2. Miser sur le sport

Ad Vingerhoets, lui-même sujet à cette « maladie des loisirs » avant d’en faire l’objet de ses recherches, recommande de faire du sport le vendredi soir avant le week-end ou la veille de son départ en vacances. Une solution qui a fonctionné pour lui, comme il l’a confié à nos confrères de Ouest France. D’après son expérience, « en détendant » le corps et l’esprit, faire de l’exercice faciliterait la transition entre la période travaillée et la période de repos et limiterait ainsi le risque d’être souffrant.
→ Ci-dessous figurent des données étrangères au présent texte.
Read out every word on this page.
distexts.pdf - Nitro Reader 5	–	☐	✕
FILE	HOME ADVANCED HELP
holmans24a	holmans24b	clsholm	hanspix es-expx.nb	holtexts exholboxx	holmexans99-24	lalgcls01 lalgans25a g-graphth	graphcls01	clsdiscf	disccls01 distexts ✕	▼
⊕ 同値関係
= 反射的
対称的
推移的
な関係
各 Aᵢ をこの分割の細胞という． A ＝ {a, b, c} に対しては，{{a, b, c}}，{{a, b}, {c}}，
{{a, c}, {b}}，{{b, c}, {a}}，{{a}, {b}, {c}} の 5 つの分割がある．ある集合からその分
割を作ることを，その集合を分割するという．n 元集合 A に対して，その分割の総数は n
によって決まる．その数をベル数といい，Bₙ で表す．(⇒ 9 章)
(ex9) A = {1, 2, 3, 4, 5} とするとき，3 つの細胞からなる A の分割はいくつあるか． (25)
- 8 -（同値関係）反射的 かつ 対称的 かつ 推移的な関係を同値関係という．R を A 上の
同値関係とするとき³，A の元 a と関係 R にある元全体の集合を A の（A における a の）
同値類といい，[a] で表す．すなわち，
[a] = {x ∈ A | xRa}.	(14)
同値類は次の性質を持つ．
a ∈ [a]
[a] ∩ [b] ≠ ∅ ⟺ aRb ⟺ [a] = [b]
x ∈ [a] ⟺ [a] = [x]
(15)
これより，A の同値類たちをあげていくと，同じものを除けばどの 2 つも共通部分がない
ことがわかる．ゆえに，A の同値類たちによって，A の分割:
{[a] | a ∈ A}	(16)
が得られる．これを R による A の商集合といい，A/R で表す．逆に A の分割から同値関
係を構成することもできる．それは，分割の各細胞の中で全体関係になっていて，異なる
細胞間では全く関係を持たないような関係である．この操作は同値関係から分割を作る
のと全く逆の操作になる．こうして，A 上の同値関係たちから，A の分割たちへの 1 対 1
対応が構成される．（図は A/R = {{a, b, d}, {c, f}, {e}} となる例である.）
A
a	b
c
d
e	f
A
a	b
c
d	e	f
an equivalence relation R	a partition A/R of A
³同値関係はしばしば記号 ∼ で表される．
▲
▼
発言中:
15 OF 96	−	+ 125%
3. Prévoir des jours en plus “au cas où”

« Certains de mes patients s’en amusent presque : ils savent d’emblée qu’ils vont passer les trois premiers jours de leurs vacances au fond du lit et préfèrent anticiper », relate Johanna Rozenblum. Poser deux jours supplémentaires (quand c’est possible bien sûr), notamment avant un grand voyage, permet de mieux gérer la phase de décompression. L’occasion de prendre soin de soi si le besoin s’en fait ressentir, sans risquer de troubler le programme des vacances que l’on a planifiées.

4. Interroger son rapport au travail

Quand le schéma se répète, cela peut nécessiter une introspection plus poussée. « Si à chaque fois que l’on part en congés, on tombe malade, il y a peu de chance que ce soit un “hasard”, affirme notre experte. Le corps nous dit quelque chose qu’il faut peut-être enfin entendre. » Rythme de travail inadapté, rapport hiérarchique déséquilibré, ambitions déçues… il y a sûrement une raison plus profonde qui nous fait replonger systématiquement dans le même mécanisme. Un questionnement que l’on peut mener seul ou accompagné d’un thérapeuthe.

D’une manière générale, il ne faut pas attendre que les congés réparent un surmenage quotidien insiste la psychologue : « C’est aussi aberrant que de dire “je ne dors pas pendant un mois et je dormirai quinze jours sans interruption pour récupérer.” » Le corps ne fonctionne pas comme cela : son équilibre se fait en continu et pas à distance de chez soi, mais bien dans le quotidien au travail.